La zuppa, considerato da sempre un piatto della tradizione contadina e povero per antonomasia, negli ultimi anni è stata ampiamente rivalutata proprio grazie alle sue numerose, ottime qualità.

Innanzitutto è perfetta per gustare appieno verdure, legumi, carne e pesce. Inoltre fa parte della tradizione culinaria di moltissime regioni italiane e di altrettante cucine europee perché indissolubilmente legata al territorio e alle stagioni, alle famiglie numerose e alla condivisione.

Tra le zuppe della tradizione più ricche di sapore, profumo e consistenza, abbiamo scelto di raccontarvi quella di un territorio aspro e ricco di contrasti, che vanta una cucina molto variopinta. Attraverso il Corbast Pasujl, una densa minestra di fagioli bianchi insaporita da spezie e pezzetti di carne di maiale, si può raccontare proprio l’anima della cucina serba caratterizzata da una forte eterogeneità proprio per aver subito le influenze mediterranee, turche e dell'impero austroungarico.

Una curiosità: per il popolo serbo servire cibo a un ospite è una "missione", come se il commensale dovesse essere nutrito prima di partire per un lungo viaggio o dopo un digiuno serio e prolungato.  
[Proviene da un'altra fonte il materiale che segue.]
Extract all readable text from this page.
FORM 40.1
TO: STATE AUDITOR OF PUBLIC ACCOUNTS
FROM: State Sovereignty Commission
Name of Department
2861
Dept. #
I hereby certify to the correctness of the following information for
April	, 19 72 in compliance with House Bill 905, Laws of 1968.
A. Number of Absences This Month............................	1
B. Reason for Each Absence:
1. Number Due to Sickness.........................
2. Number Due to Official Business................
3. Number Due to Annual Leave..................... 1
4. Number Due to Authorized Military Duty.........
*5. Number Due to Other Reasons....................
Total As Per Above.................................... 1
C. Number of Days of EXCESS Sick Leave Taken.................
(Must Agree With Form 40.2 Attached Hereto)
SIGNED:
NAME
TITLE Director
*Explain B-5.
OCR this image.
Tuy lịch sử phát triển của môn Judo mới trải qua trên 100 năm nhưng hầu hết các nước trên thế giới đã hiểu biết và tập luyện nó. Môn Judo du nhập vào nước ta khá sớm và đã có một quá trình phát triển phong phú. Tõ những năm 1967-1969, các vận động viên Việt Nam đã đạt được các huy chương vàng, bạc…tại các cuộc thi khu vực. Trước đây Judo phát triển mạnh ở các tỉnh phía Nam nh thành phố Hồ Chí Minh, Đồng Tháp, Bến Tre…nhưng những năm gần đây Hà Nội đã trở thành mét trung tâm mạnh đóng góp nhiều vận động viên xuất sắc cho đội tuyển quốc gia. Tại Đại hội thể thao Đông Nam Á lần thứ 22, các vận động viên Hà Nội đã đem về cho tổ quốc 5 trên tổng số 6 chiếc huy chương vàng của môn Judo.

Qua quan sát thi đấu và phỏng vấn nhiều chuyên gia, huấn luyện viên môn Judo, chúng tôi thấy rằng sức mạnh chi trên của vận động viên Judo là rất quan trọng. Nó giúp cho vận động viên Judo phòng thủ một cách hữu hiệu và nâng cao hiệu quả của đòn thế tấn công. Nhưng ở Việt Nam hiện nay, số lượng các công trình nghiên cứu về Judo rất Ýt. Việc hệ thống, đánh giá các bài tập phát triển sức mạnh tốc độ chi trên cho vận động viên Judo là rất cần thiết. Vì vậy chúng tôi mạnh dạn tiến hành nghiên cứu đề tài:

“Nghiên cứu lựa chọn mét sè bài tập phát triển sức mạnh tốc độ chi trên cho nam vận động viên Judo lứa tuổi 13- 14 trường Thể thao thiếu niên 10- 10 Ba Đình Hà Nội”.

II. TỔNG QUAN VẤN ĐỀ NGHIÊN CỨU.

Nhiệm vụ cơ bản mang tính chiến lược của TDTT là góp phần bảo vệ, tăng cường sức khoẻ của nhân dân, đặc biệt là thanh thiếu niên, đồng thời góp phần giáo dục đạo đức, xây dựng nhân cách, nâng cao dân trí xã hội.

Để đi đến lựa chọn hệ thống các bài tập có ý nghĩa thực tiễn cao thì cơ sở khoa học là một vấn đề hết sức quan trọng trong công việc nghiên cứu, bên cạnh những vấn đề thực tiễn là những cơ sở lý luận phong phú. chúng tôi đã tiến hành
La ricetta originale di questa zuppa prevede l’utilizzo dei tetovac, i tipici fagioli bianchi di Tetovo, una cittadina macedone, i soli in grado di rendere il piatto denso e cremoso pur rimanendo intatti in cottura. Qui si utilizzeranno i cannellini.

Ingredienti: Mezzo chilo di fagioli cannellini, 2 cipolle bionde grandi, mezzo chilo di salsicce, 1 spicchio d’aglio, 1 carota, 2 foglie d’alloro, 2 cucchiai di paprica piccante, olio evo, sale q.b.

Procedimento: dopo aver lasciato i fagioli in ammollo per una notte intera, scolarli per bene. Mondate e affettate la cipolla finemente, la riducete carota a rondelle, pulite lo spicchio d’aglio e riponete il tutto in una capiente pentola, aggiungendo i cannellini, la salsiccia tagliata a pezzi e la paprica. Coprite con acqua e portare a ebollizione a fiamma media, facendo attenzione ad abbassare gradatamente la fiamma fino al minimo quanto l’acqua sobbolle. Coprite con coperchio e fate cuocere per almeno un’ora, mescolando di tanto in tanto. Salare e servire ben calda con un filo d’olio evo e magari delle fette di pane raffermo abbrustolito.